State and Federal Regulation and Enforcement
Every U.S. jurisdiction has its own data breach notification laws requiring businesses to report security breaches involving personal information, and state laws are becoming increasingly comprehensive. New York has recently enacted some of the toughest cybersecurity and privacy and data protection laws in the country, modeled after the European Union’s General Data Protection Regulation and the California Consumer Protection Act (CCPA). Companies must identify which laws are applicable, taking into account that they can collect data from residents of multiple jurisdictions, including where they may not be operating. Although there is no comprehensive federal data privacy law yet, the Federal Trade Commission (FTC) and other federal agencies assert broad authority to regulate data security. The FTC has brought several enforcement actions resulting in injunction orders requiring private companies to safeguard sensitive data and to maintain comprehensive information security programs. Other government agencies that are authorized to pursue federal enforcement action concerning privacy and the protection of personal information include the Securities and Exchange Commission (SEC), Federal Communications Commission (FCC) and Consumer Financial Protection Bureau (CFPB).
For example, in April 2015, AT&T agreed to pay $25 million to settle an FCC investigation into consumer privacy violations, which involved the unauthorized disclosure of almost 280,000 customers’ names, Social Security numbers, and other protected account-related data.
In a different case, the CFPB fined an online payment processing company, Dwolla, Inc., $100,000 and secured a strict five-year consent order requiring the company to implement a written cybersecurity program, though there was no data breach or cybersecurity incident whatsoever. The Bureau based its enforcement action on the allegedly false and misleading statements Dwolla made about its data security practices.

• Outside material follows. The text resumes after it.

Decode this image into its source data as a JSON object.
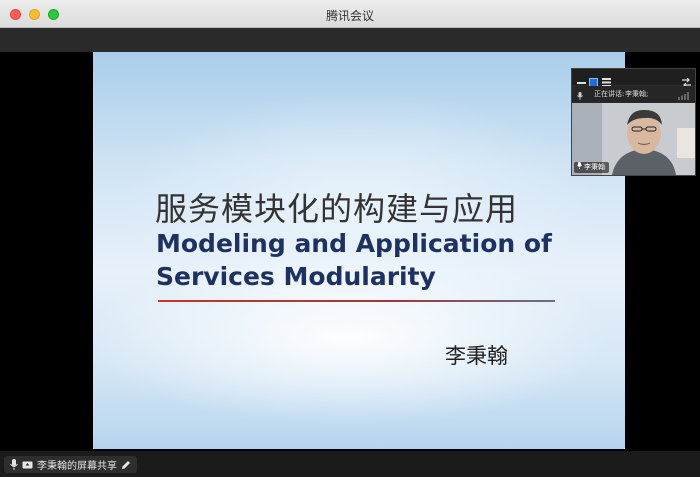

In addition to the regulatory consequences mentioned above, breaches may lead to a variety of private lawsuits, from large class actions to those filed by a single individual. Employees and customers, but also credit card companies and other businesses, may bring individual or class action suits under breach of privacy, breach of contract, or breach of warranty theories, or violations of federal or state statutes. The main question in these kinds of disputes is to prove whether the victims have suffered actual injuries. Despite the plaintiffs’ burden to show concrete injury as a result of breaches, many cases survive motions to dismiss and frequently result in significant legal expenses and costs of settlement for the defendants.
As an example of litigation involving data breach, retailer Target faced a class action by financial institutions seeking damages for their expenses in connection with a malware data breach in 2013 that exposed payment card data of millions of customers. Eventually, Target agreed to pay $39 million and separately settled with Visa for $67 million. Arising from the same breach, Target also reached a settlement with individual consumer plaintiffs for $10 million, and it had to take steps to minimize the risk of a future breach and also to develop a written security policy.
In another example, Yahoo agreed to pay $85 million to a class of approximately 200 million users affected by its breaches in 2013 and 2014, and it separately agreed to pay another $80 million to the shareholders to settle their claims that it misled investors by failing to disclose the breach to the public.
Risk of litigation, regulatory, and other implications should prompt companies to address information security issues on their networks. Once a compliance plan is implemented, a company should monitor its cybersecurity procedures and mechanisms regularly. A system should be in place to report breaches or potential breaches swiftly up the ladder, so that the compliance personnel and responsible management can take swift action in the event of a breach.